Simultaneous elections for Lok Sabha and state assemblies: A report in The Economic Times on Thursday said that the Election Commission is getting ready to hold simultaneous elections for the Centre and states, although no bill for a constitutional amendment is on the anvil yet.
Simultaneous funding, say experts, will help curb poll expenses, and may reduce policy logjams as multiple states keep going to polls each year. In fact, in recent times, the issue of simultaneous elections has been mooted by none other than Modi himself.
Having said that, there could be significant constitutional barriers to the move. Elections often become necessary after coalition governments lose majority and no alternative formation can stake claim to power. In fact, even at the Centre, governments have collapsed at least on five occasions since Independence in 1947, necessitating three mid-term polls.
Moreover, if simultaneous elections are indeed conducted in 2019, it will mean that terms of a majority of state assemblies will have to be curtailed, while those of some may need to be extended, which political parties may not be ready for.

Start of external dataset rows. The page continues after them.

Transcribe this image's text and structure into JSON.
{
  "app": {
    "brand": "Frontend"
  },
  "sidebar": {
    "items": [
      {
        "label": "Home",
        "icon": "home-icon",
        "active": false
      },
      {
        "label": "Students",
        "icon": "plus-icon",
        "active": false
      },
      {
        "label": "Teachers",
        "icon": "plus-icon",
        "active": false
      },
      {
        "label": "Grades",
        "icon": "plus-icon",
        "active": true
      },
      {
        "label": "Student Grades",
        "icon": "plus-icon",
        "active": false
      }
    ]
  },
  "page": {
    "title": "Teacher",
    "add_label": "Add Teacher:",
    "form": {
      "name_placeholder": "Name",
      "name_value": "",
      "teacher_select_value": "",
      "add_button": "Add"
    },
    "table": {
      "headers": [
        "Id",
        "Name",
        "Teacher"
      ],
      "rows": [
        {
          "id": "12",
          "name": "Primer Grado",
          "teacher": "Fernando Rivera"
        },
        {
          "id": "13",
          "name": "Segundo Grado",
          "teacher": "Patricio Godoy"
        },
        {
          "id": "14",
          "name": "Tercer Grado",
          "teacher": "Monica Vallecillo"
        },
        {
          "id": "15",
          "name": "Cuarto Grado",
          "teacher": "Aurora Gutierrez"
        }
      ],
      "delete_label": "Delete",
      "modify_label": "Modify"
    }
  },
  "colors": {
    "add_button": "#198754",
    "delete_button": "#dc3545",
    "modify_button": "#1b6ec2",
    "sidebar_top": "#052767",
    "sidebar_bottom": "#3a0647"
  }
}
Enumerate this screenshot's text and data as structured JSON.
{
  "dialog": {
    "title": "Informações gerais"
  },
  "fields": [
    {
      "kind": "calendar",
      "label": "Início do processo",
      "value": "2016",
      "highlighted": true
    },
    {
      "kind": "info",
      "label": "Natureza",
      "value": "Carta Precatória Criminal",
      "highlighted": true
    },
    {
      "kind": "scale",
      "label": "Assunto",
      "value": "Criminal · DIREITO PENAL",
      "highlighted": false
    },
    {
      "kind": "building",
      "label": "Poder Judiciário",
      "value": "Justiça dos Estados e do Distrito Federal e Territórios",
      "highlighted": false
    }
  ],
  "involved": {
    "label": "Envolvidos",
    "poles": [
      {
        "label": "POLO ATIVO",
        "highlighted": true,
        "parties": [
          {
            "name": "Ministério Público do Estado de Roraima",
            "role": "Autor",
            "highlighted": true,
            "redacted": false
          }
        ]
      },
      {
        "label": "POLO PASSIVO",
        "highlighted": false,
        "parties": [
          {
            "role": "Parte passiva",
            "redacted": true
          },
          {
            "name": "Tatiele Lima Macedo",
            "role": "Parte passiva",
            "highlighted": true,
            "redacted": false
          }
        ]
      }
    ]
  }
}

De-listing of political parties: On Wednesday, The Indian Express reported that the Election Commission could soon cancel the registration of as many as 200 political parties that exist mostly on paper and have either not fought a single election for more than a decade or won any seats. The report said that the commission could also soon write to the Central Board of Direct Taxes as it suspects that these parties may be nothing more than money laundering operations. India has seven national political parties, 58 state parties and 1,786 unrecognised ones, the report said.
Mandatory declaration of all donations: As far back as 2004, the Election Commission had recommended that political parties be mandated to declare all donations. Earlier this week, reports said that the poll panel had recommended to the government that political parties should be barred from accepting anonymous contributions above Rs 2,000. This, the panel says, could help bring about a greater level of transparency in the funding system.
In fact, a report released earlier this week by the Association for Democratic Reforms, a non-profit, said that national political parties declared just over Rs 102 crore in donations above Rs 20,000 from 1,744 donors. Declarations by the ruling Bharatiya Janata Party and the main opposition Indian National Congress made up more than 90% of the figure.